Twenty years ago there was no British charcuterie worth eating outside a handful of farms in the West Country. Today there are roughly 80 producers, and the best are competitive with anything coming out of Parma or the Pyrenees. Here’s a short field guide to choosing.
For sliced cured meats — coppa, lonza, fennel salami — look for fat marbling and a slight bloom on the surface. The rind should not be slimy. Six-month minimum cure on whole-muscle cuts; the salamis should have firmed up enough that they’re not bendy.

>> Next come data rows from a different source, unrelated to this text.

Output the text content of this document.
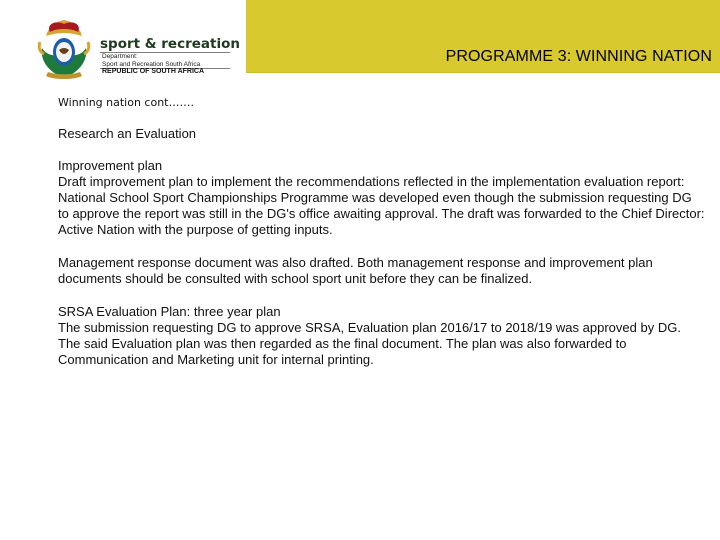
PROGRAMME 3: WINNING NATION
sport & recreation
Department:
Sport and Recreation South Africa
REPUBLIC OF SOUTH AFRICA
Winning nation cont…….

Research an Evaluation

Improvement plan

Draft improvement plan to implement the recommendations reflected in the implementation evaluation report: National School Sport Championships Programme was developed even though the submission requesting DG to approve the report was still in the DG's office awaiting approval. The draft was forwarded to the Chief Director: Active Nation with the purpose of getting inputs.

Management response document was also drafted. Both management response and improvement plan documents should be consulted with school sport unit before they can be finalized.

SRSA Evaluation Plan: three year plan

The submission requesting DG to approve SRSA, Evaluation plan 2016/17 to 2018/19 was approved by DG. The said Evaluation plan was then regarded as the final document. The plan was also forwarded to Communication and Marketing unit for internal printing.
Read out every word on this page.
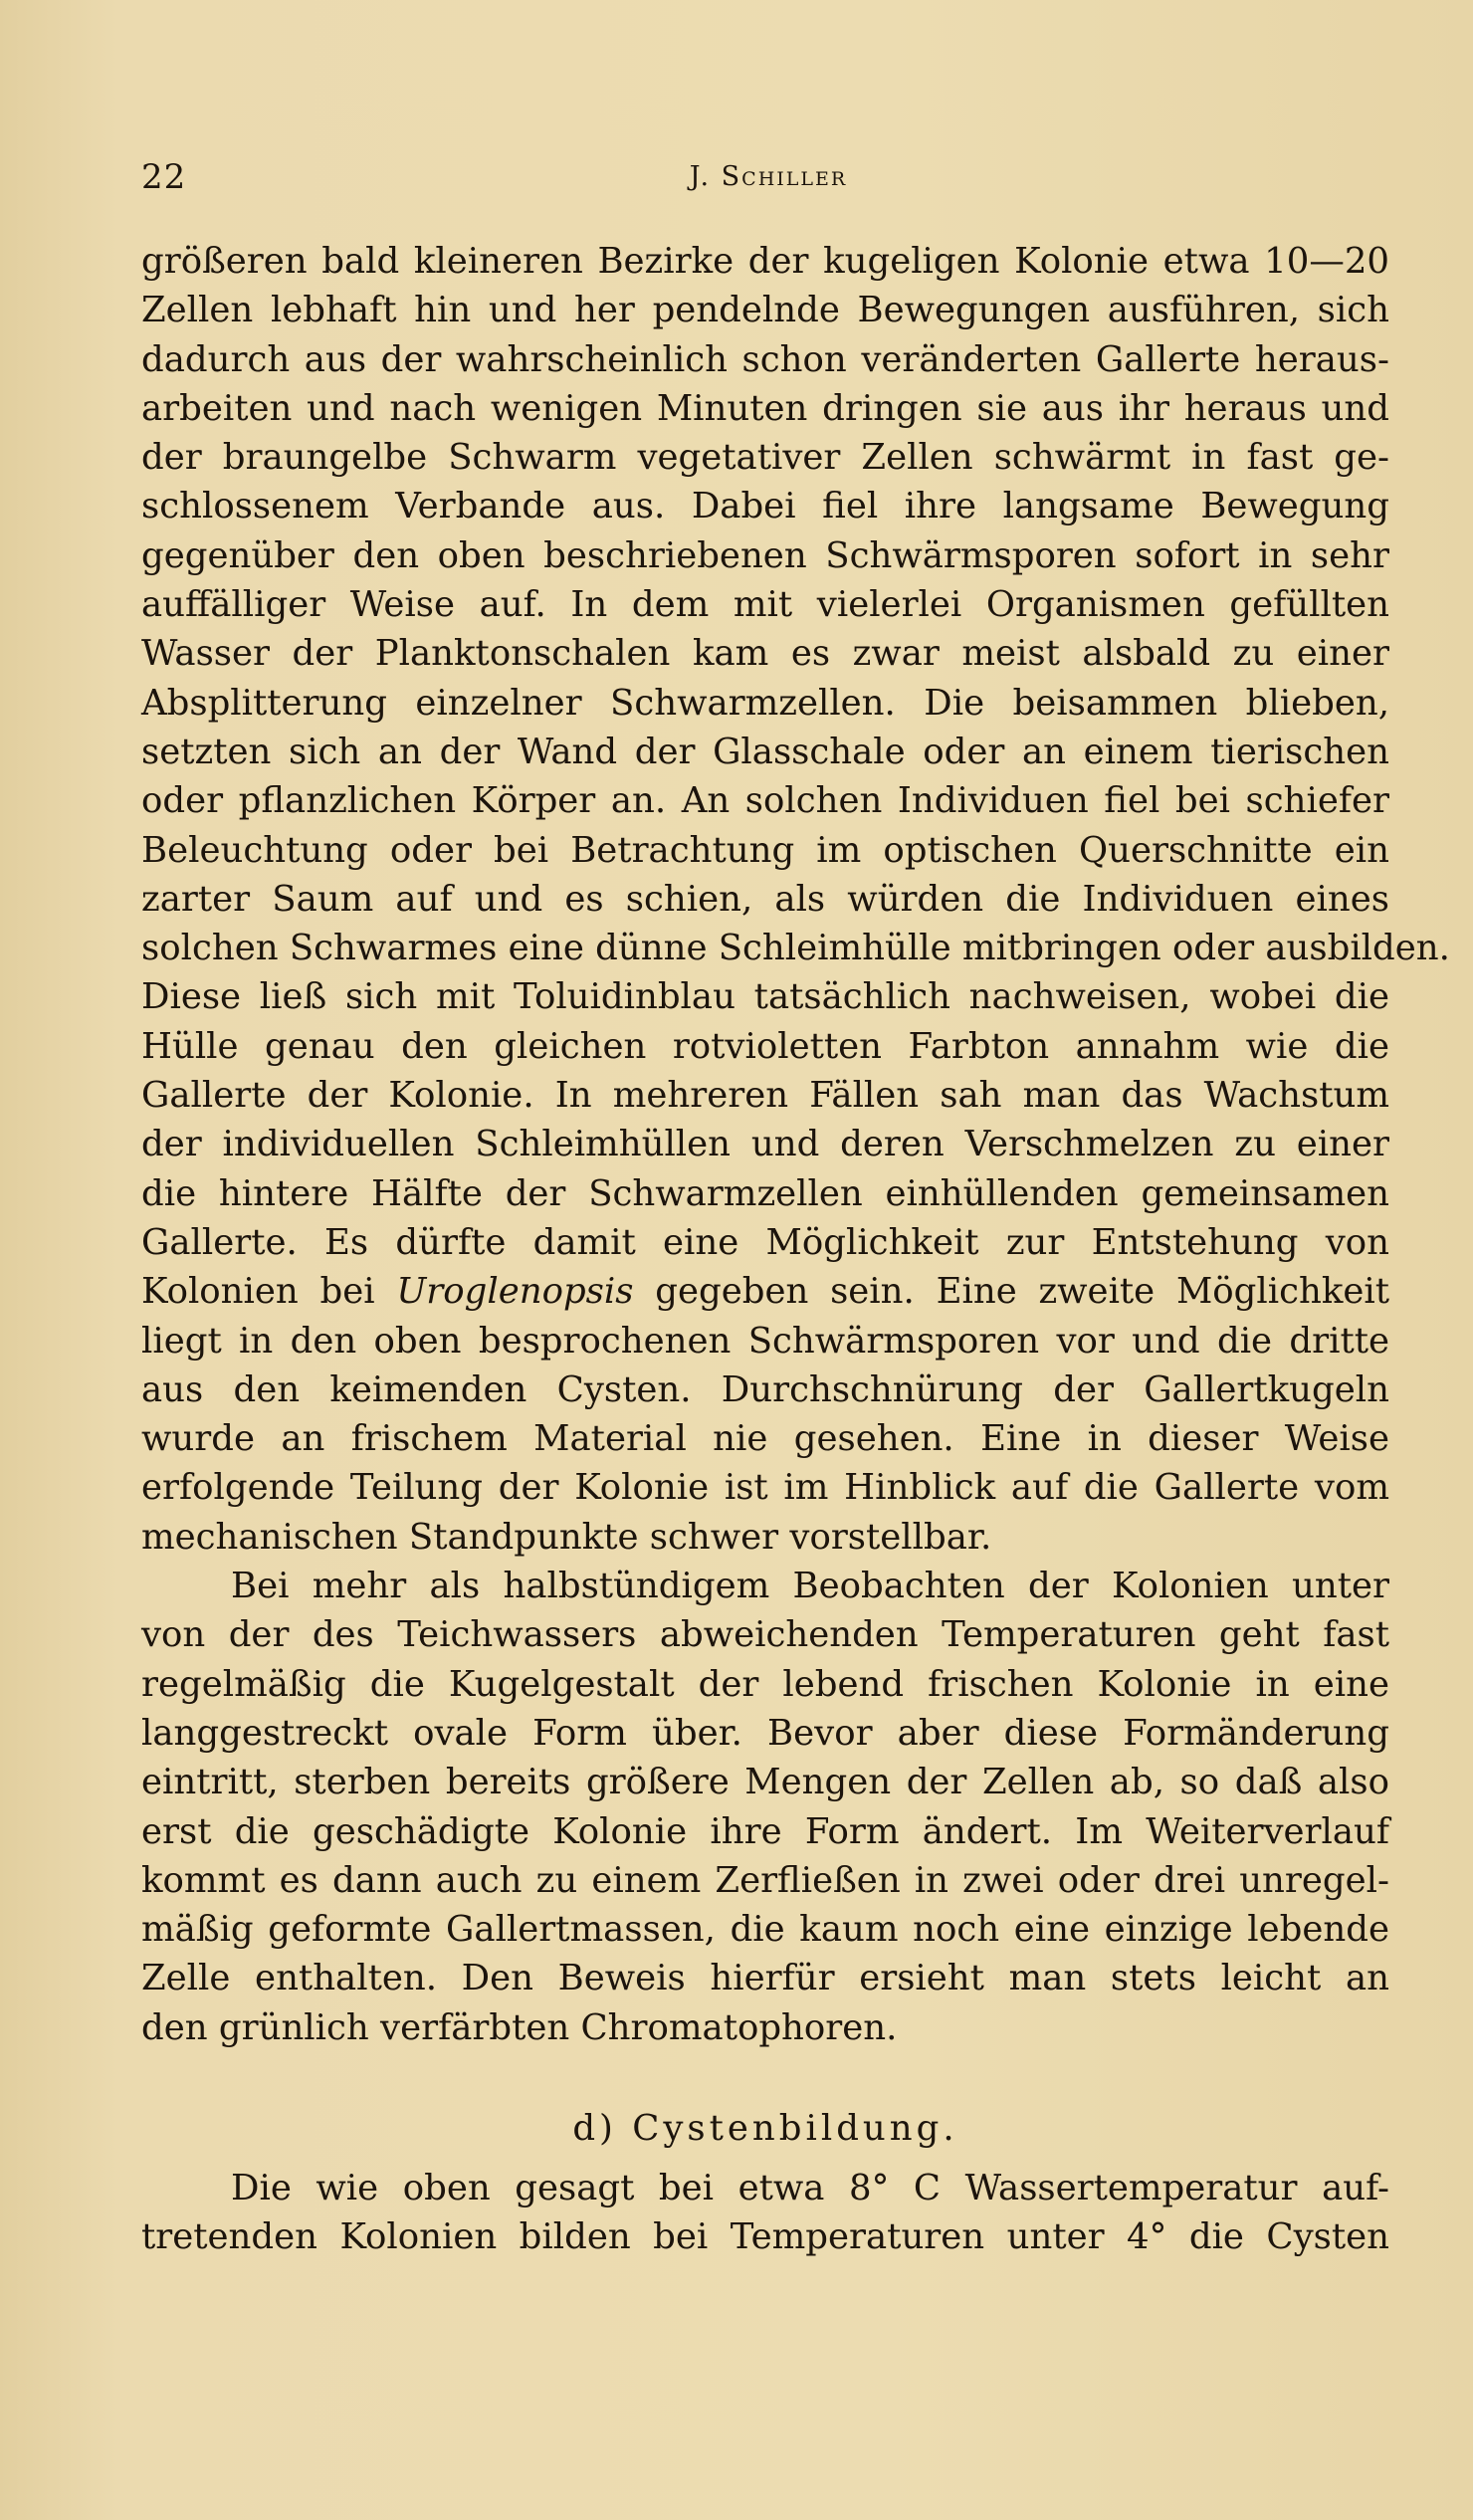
22	J. Schiller
größeren bald kleineren Bezirke der kugeligen Kolonie etwa 10—20
Zellen lebhaft hin und her pendelnde Bewegungen ausführen, sich
dadurch aus der wahrscheinlich schon veränderten Gallerte heraus-
arbeiten und nach wenigen Minuten dringen sie aus ihr heraus und
der braungelbe Schwarm vegetativer Zellen schwärmt in fast ge-
schlossenem Verbande aus. Dabei fiel ihre langsame Bewegung
gegenüber den oben beschriebenen Schwärmsporen sofort in sehr
auffälliger Weise auf. In dem mit vielerlei Organismen gefüllten
Wasser der Planktonschalen kam es zwar meist alsbald zu einer
Absplitterung einzelner Schwarmzellen. Die beisammen blieben,
setzten sich an der Wand der Glasschale oder an einem tierischen
oder pflanzlichen Körper an. An solchen Individuen fiel bei schiefer
Beleuchtung oder bei Betrachtung im optischen Querschnitte ein
zarter Saum auf und es schien, als würden die Individuen eines
solchen Schwarmes eine dünne Schleimhülle mitbringen oder ausbilden.
Diese ließ sich mit Toluidinblau tatsächlich nachweisen, wobei die
Hülle genau den gleichen rotvioletten Farbton annahm wie die
Gallerte der Kolonie. In mehreren Fällen sah man das Wachstum
der individuellen Schleimhüllen und deren Verschmelzen zu einer
die hintere Hälfte der Schwarmzellen einhüllenden gemeinsamen
Gallerte. Es dürfte damit eine Möglichkeit zur Entstehung von
Kolonien bei Uroglenopsis gegeben sein. Eine zweite Möglichkeit
liegt in den oben besprochenen Schwärmsporen vor und die dritte
aus den keimenden Cysten. Durchschnürung der Gallertkugeln
wurde an frischem Material nie gesehen. Eine in dieser Weise
erfolgende Teilung der Kolonie ist im Hinblick auf die Gallerte vom
mechanischen Standpunkte schwer vorstellbar.
Bei mehr als halbstündigem Beobachten der Kolonien unter
von der des Teichwassers abweichenden Temperaturen geht fast
regelmäßig die Kugelgestalt der lebend frischen Kolonie in eine
langgestreckt ovale Form über. Bevor aber diese Formänderung
eintritt, sterben bereits größere Mengen der Zellen ab, so daß also
erst die geschädigte Kolonie ihre Form ändert. Im Weiterverlauf
kommt es dann auch zu einem Zerfließen in zwei oder drei unregel-
mäßig geformte Gallertmassen, die kaum noch eine einzige lebende
Zelle enthalten. Den Beweis hierfür ersieht man stets leicht an
den grünlich verfärbten Chromatophoren.
d) Cystenbildung.
Die wie oben gesagt bei etwa 8° C Wassertemperatur auf-
tretenden Kolonien bilden bei Temperaturen unter 4° die Cysten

For whole salami, ask the producer where the pigs are from. The best British charcuterie is made from rare-breed outdoor-reared pigs — Saddleback, Tamworth, Gloucester Old Spot. Industrial pork lacks the intramuscular fat that makes a salami sing. If the answer is vague, the meat probably came from Holland.
For pâté, the only thing that matters is whether they used liver from the same animal as the meat. "Pâté" using imported liver from elsewhere doesn’t taste of the farm even if the rest does.
What to do with it once it’s home. Slice as little as you’ll eat in 48 hours; the rest stays in the fridge wrapped in greaseproof paper, never plastic. A board with three different cured meats, a hard cheese, a bowl of pickled walnuts and a loaf of sourdough is a complete meal for four.